Hint: Here we will use the distance formula to find the length of each side of the given triangle. Then, we will compare the lengths of all three sides. If the length of any two of the sides is found to be equal and the length of the third side will be different, then the given triangle will be proved to be isosceles.

Complete step-by-step solution:
Let us label the vertices of the given triangle as \[A\left( {13, - 2} \right);B\left( {9, - 8} \right);C\left( {5, - 2} \right)\].
Now, we know from the distance formula that the distance between the two points is given by
\[d = \sqrt {{{\left( {{x_2} - {x_1}} \right)}^2} + {{\left( {{y_2} - {y_1}} \right)}^2}} \].
The length of a side of the triangle will be equal to the distance between the vertices at the end of that side.
Therefore, the length of the side \[AB\] is given by
\[AB = \sqrt {{{\left( {9 - 13} \right)}^2} + {{\left( { - 8 - \left( { - 2} \right)} \right)}^2}} \]
Subtracting the terms, we get
\[ \Rightarrow AB = \sqrt {{{\left( { - 4} \right)}^2} + {{\left( { - 6} \right)}^2}} \]
Applying the exponent on the terms, we get
\[ \Rightarrow AB = \sqrt {16 + 36} \]
Adding the terms, we get
\[ \Rightarrow AB = \sqrt {52} = 2\sqrt {13} \] ………………………………..\[\left( 1 \right)\]
Similarly, the length of the side \[BC\] is given by
\[BC = \sqrt {{{\left( {5 - 9} \right)}^2} + {{\left( { - 2 - \left( { - 8} \right)} \right)}^2}} \]
Subtracting the terms, we get
\[ \Rightarrow BC = \sqrt {{{\left( { - 4} \right)}^2} + {{\left( 6 \right)}^2}} \]
Applying the exponent on the terms, we get
\[ \Rightarrow BC = \sqrt {16 + 36} \]
Adding the terms, we get
\[ \Rightarrow BC = \sqrt {52} = 2\sqrt {13} \] ………………………..\[\left( 2 \right)\]
Similarly, the length of the side \[CA\] is given by
\[CA = \sqrt {{{\left( {13 - 5} \right)}^2} + {{\left( { - 2 - \left( { - 2} \right)} \right)}^2}} \]
Subtracting the terms, we get
\[ \Rightarrow CA = \sqrt {{8^2} + {0^2}} \]
Applying the exponent on the terms and adding them, we get
\[ \Rightarrow CA = 8\]………………………\[\left( 3 \right)\]
From equation \[\left( 1 \right)\], \[\left( 2 \right)\], and \[\left( 3 \right)\] we can say that
\[AB = BC \ne CA\]
Thus, in the given triangle two of the sides have equal lengths whereas the third side is of different lengths.
We know that an isosceles triangle is a triangle whose two of the three sides are equal in length, while the third side has a different length.
Hence, the triangle with the given vertices is proved to be isosceles.

Note: We can make a mistake by checking the length of only two sides of a triangle and not the thirds side.

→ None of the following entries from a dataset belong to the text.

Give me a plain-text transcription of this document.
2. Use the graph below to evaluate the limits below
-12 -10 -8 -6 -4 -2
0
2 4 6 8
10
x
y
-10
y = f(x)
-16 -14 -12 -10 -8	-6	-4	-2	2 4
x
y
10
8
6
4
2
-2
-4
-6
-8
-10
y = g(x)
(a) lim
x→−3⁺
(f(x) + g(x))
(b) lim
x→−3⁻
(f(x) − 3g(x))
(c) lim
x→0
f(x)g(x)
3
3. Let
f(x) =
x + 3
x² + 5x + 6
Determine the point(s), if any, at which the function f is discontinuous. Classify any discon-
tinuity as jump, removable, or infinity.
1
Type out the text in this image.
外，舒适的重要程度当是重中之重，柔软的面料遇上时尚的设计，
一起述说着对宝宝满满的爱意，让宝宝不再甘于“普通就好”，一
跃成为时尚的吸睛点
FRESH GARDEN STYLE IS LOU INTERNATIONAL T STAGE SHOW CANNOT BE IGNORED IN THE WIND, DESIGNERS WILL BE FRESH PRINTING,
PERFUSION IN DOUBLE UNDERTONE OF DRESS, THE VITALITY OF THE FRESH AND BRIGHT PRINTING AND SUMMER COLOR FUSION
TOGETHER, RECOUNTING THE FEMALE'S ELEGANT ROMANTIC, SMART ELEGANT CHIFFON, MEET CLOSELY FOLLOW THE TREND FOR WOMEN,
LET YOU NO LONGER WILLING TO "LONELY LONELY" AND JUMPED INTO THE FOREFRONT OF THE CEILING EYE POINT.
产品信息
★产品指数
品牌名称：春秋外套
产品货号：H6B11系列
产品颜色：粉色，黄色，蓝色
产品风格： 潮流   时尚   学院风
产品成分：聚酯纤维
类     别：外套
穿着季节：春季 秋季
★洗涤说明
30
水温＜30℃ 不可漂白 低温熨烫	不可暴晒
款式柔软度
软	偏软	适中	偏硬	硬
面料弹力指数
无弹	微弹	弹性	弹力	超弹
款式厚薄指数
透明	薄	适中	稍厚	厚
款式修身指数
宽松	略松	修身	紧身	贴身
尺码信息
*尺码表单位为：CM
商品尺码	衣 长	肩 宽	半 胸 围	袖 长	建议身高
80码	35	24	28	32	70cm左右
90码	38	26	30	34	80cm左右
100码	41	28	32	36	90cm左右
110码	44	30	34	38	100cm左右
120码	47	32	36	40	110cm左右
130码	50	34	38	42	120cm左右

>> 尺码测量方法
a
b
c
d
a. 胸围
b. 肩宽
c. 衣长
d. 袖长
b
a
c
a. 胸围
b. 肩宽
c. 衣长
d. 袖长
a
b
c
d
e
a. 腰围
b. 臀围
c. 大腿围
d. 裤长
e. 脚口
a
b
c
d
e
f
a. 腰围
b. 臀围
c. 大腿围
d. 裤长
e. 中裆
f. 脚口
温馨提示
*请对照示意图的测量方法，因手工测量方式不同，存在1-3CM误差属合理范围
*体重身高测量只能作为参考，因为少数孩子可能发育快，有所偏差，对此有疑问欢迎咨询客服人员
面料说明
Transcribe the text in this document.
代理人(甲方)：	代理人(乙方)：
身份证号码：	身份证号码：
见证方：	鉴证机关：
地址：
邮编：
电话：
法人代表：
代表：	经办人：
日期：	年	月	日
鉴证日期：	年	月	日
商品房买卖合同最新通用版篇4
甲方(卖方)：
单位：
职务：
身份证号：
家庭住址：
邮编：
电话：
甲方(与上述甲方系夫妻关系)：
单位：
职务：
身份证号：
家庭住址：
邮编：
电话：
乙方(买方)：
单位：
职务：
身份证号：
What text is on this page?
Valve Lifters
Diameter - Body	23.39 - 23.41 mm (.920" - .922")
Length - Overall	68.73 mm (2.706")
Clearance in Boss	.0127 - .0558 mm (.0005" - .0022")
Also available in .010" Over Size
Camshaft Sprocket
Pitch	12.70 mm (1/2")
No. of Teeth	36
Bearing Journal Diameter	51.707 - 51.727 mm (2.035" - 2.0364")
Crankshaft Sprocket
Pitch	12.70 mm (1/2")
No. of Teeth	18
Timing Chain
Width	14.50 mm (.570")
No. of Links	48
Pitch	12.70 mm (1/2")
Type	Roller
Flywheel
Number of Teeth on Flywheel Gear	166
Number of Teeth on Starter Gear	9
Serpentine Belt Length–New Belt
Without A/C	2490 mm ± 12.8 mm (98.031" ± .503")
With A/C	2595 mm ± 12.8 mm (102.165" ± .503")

If the two sides are the same we can assume that the triangle is isosceles but if we don’t check the third side we might be wrong. This is because if the third side is equal to the other two sides then it will be an equilateral triangle and not isosceles. So, to compare the lengths of all of the three sides we must find the length of the third side also.